Sarah Vowell is the New York Times’ bestselling author of seven nonfiction books on American history and culture. By examining the connections between the American past and present, she offers personal, often humorous accounts of American history as well as current events and politics. Her most recent book, Lafayette in the Somewhat United States, explores both the ideas and the battles of the American Revolution, especially the patriot founders’ alliance with France as personified by the teenage volunteer in George Washington’s army, the Marquis de Lafayette.

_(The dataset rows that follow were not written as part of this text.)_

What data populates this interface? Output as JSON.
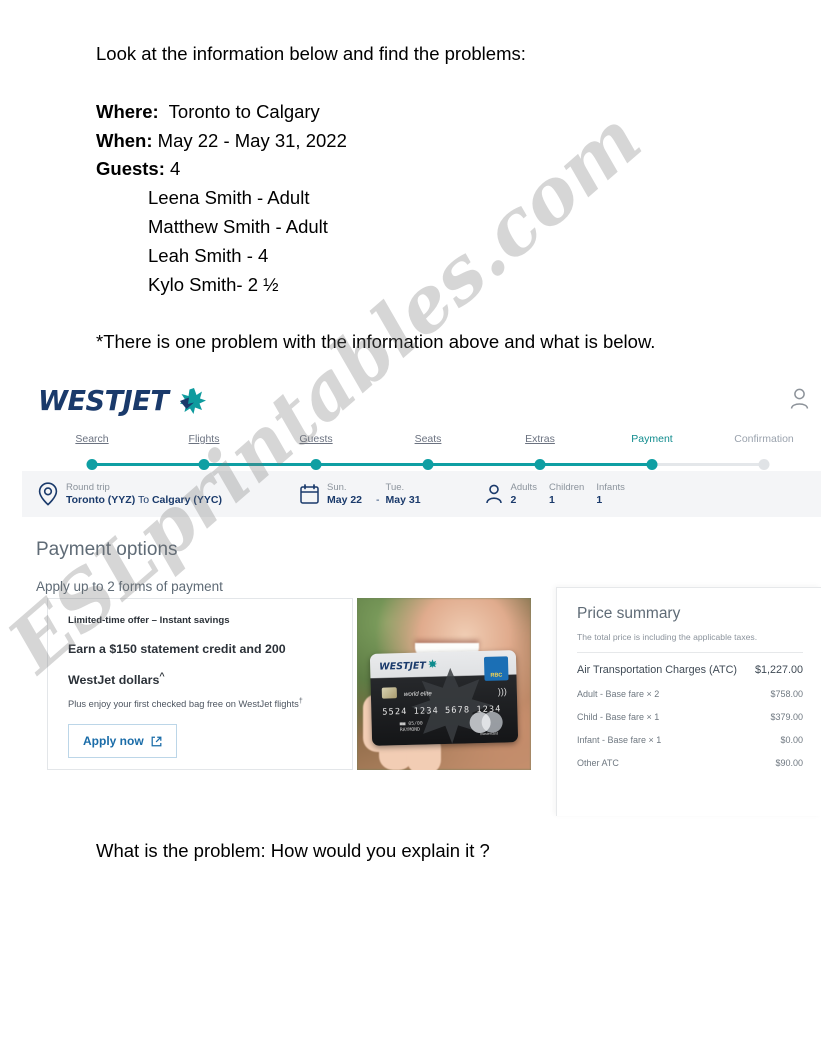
{
  "worksheet": {
    "intro": "Look at the information below and find the problems:",
    "where_label": "Where:",
    "where_value": "  Toronto to Calgary",
    "when_label": "When:",
    "when_value": " May 22 - May 31, 2022",
    "guests_label": "Guests:",
    "guests_value": " 4",
    "guest_list": [
      "Leena Smith - Adult",
      "Matthew Smith - Adult",
      "Leah Smith - 4",
      "Kylo Smith- 2 ½"
    ],
    "note": "*There is one problem with the information above and what is below.",
    "question": "What is the problem: How would you explain it ?"
  },
  "watermark": {
    "text": "ESLprintables.com"
  },
  "screenshot": {
    "brand": {
      "wordmark": "WESTJET",
      "account_icon": "account-person-icon",
      "leaf_icon": "maple-leaf-icon"
    },
    "stepper": {
      "steps": [
        {
          "label": "Search",
          "state": "done"
        },
        {
          "label": "Flights",
          "state": "done"
        },
        {
          "label": "Guests",
          "state": "done"
        },
        {
          "label": "Seats",
          "state": "done"
        },
        {
          "label": "Extras",
          "state": "done"
        },
        {
          "label": "Payment",
          "state": "current"
        },
        {
          "label": "Confirmation",
          "state": "upcoming"
        }
      ],
      "colors": {
        "done": "#0f9fa3",
        "todo": "#e0e3e6",
        "current_text": "#0f8b8d"
      }
    },
    "trip_bar": {
      "route_icon": "location-pin-icon",
      "trip_type": "Round trip",
      "origin": "Toronto (YYZ)",
      "connector": " To ",
      "destination": "Calgary (YYC)",
      "calendar_icon": "calendar-icon",
      "depart_day": "Sun.",
      "depart_date": "May 22",
      "date_separator": "-",
      "return_day": "Tue.",
      "return_date": "May 31",
      "passenger_icon": "person-icon",
      "pax": [
        {
          "label": "Adults",
          "count": "2"
        },
        {
          "label": "Children",
          "count": "1"
        },
        {
          "label": "Infants",
          "count": "1"
        }
      ]
    },
    "payment": {
      "title": "Payment options",
      "subtitle": "Apply up to 2 forms of payment"
    },
    "offer": {
      "kicker": "Limited-time offer – Instant savings",
      "headline_line1": "Earn a $150 statement credit and 200",
      "headline_line2": "WestJet dollars",
      "headline_sup": "^",
      "fine_print": "Plus enjoy your first checked bag free on WestJet flights",
      "fine_print_sup": "†",
      "apply_label": "Apply now",
      "apply_icon": "external-link-icon"
    },
    "card_image": {
      "alt": "hand-holding-westjet-rbc-card-photo",
      "card_brand": "WESTJET",
      "bank": "RBC",
      "tier": "world elite",
      "number": "5524 1234 5678 1234",
      "expiry_line1": "■■ 05/00",
      "expiry_line2": "RAYMOND",
      "network": "mastercard",
      "contactless_icon": "contactless-icon"
    },
    "price_summary": {
      "title": "Price summary",
      "subtitle": "The total price is including the applicable taxes.",
      "rows": [
        {
          "label": "Air Transportation Charges (ATC)",
          "value": "$1,227.00",
          "emphasis": true
        },
        {
          "label": "Adult - Base fare × 2",
          "value": "$758.00",
          "emphasis": false
        },
        {
          "label": "Child - Base fare × 1",
          "value": "$379.00",
          "emphasis": false
        },
        {
          "label": "Infant - Base fare × 1",
          "value": "$0.00",
          "emphasis": false
        },
        {
          "label": "Other ATC",
          "value": "$90.00",
          "emphasis": false
        }
      ]
    }
  }
}
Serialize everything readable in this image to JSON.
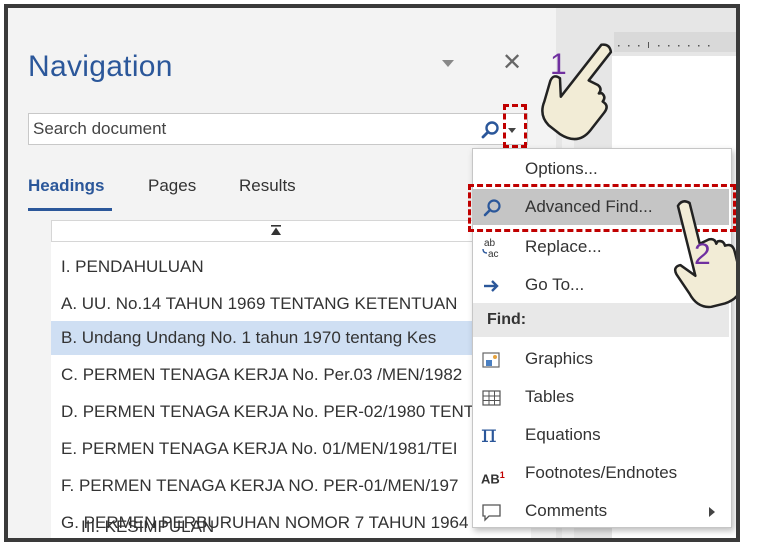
{
  "navigation": {
    "title": "Navigation",
    "search": {
      "placeholder": "Search document"
    },
    "tabs": [
      {
        "label": "Headings",
        "active": true
      },
      {
        "label": "Pages",
        "active": false
      },
      {
        "label": "Results",
        "active": false
      }
    ],
    "headings": [
      {
        "text": "I. PENDAHULUAN",
        "selected": false
      },
      {
        "text": "A. UU. No.14 TAHUN 1969 TENTANG KETENTUAN",
        "selected": false
      },
      {
        "text": "B.  Undang Undang No. 1 tahun 1970 tentang Kes",
        "selected": true
      },
      {
        "text": "C. PERMEN TENAGA KERJA No. Per.03 /MEN/1982",
        "selected": false
      },
      {
        "text": "D. PERMEN TENAGA KERJA No. PER-02/1980 TENT",
        "selected": false
      },
      {
        "text": "E. PERMEN TENAGA KERJA  No. 01/MEN/1981/TEI",
        "selected": false
      },
      {
        "text": "F.  PERMEN TENAGA KERJA NO. PER-01/MEN/197",
        "selected": false
      },
      {
        "text": "G. PERMEN PERBURUHAN NOMOR 7 TAHUN 1964",
        "selected": false
      },
      {
        "text": "III.  KESIMPULAN",
        "selected": false
      }
    ]
  },
  "menu": {
    "items": [
      {
        "label": "Options...",
        "icon": "none"
      },
      {
        "label": "Advanced Find...",
        "icon": "search-icon"
      },
      {
        "label": "Replace...",
        "icon": "replace-icon"
      },
      {
        "label": "Go To...",
        "icon": "arrow-right-icon"
      }
    ],
    "find_header": "Find:",
    "find_items": [
      {
        "label": "Graphics",
        "icon": "graphics-icon"
      },
      {
        "label": "Tables",
        "icon": "table-icon"
      },
      {
        "label": "Equations",
        "icon": "pi-icon"
      },
      {
        "label": "Footnotes/Endnotes",
        "icon": "footnote-icon"
      },
      {
        "label": "Comments",
        "icon": "comment-icon"
      }
    ]
  },
  "callouts": {
    "step1": "1",
    "step2": "2"
  },
  "colors": {
    "accent": "#2b579a",
    "highlight": "#c00000",
    "step_number": "#7030a0"
  }
}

I was so delighted to be part of this because I was just so, um, delighted and moved by the bird blind and what you, what you all represent when I think you are all what you do. It gives me hope because, because you tell the story that is very fraught and is full of darkness, but there is something about those places. There’s so much beauty and not just the physical places and things I’m at your sites are beautiful, but the story of how it came together, the story of, you know, collaboration, um, and also like just Maya Lin. I mean, I know why you asked her to do that. She’s Earth’s best landscape architect, but I like that, you know, she came to that project and it seems like she came to learn and she came to listen. And so like, what Maya Lin has done is she completely expresses her own aesthetic and her own individuality, but the way she encountered, um, your stories and the people’s stories and brings the past and like, you know, moves it into the future as an American. That, that gives me hope.